Im Buch Herzdamen des befreundeten Journalisten Bruno Vespa, das Liebesgeschichten und Affären berühmter Persönlichkeiten schildert, plaudert Berlusconi über Frauen und amouröse Abenteuer. Dass seine Antworten nicht zur Zufriedenheit der Repubblica-Redaktion ausfielen, konnte kaum überraschen. "Unvollständig, falsch und 175 Tage zu spät" , bemängelt das Blatt, das auf den ersten vier Seiten akribisch die Affären Berlusconis rekonstruiert.

Nichts mit Frau Letizia

Dieser bestreitet, jemals ein Verhältnis mit der 18-jährigen Noemi Letizia gehabt zu haben: "Es handelt sich um pure Verleumdungen." Auch habe er weder ihr noch anderen Showgirls Kandidaturen für das römische Parlament oder für Straßburg angeboten. "Das war nur bei Frauen mit einem hohen moralischen, intellektuellen und kulturellen Profil der Fall" , sagt Berlusconi. Keine Antwort erhält die Zeitung auf ihre Frage, warum der Premier vier verschiedene Versionen über seine Bekanntschaft mit Noemi Letizia erzählt habe.
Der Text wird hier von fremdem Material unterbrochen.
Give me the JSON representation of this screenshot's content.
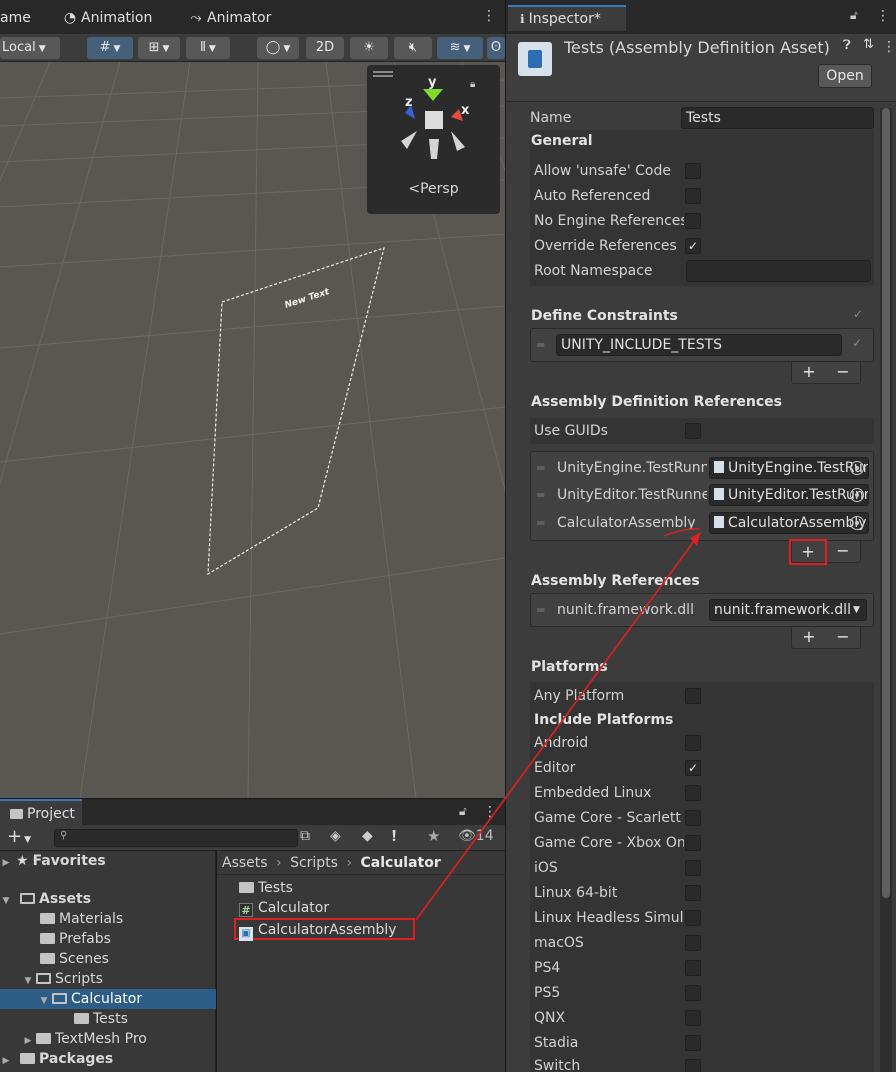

Energisch bestreitet er auch den Vorwurf, weibliche Partygäste mit Regierungsmaschinen in seine Villen geflogen zu haben: "Ein Gericht hat die Haltlosigkeit dieser Vorwürfe bestätigt. Ich besitze fünf Privatflugzeuge, die mir jederzeit zur Verfügung stehen." Zur Nacht mit der Prostituierten Patrizia D'Addario in seinem Palazzo äußert sich Berlusconi ebenso wenig wie zur Frage, ob er ein Gesetz unterzeichnen würde, das Kunden von Prostituierten bestraft.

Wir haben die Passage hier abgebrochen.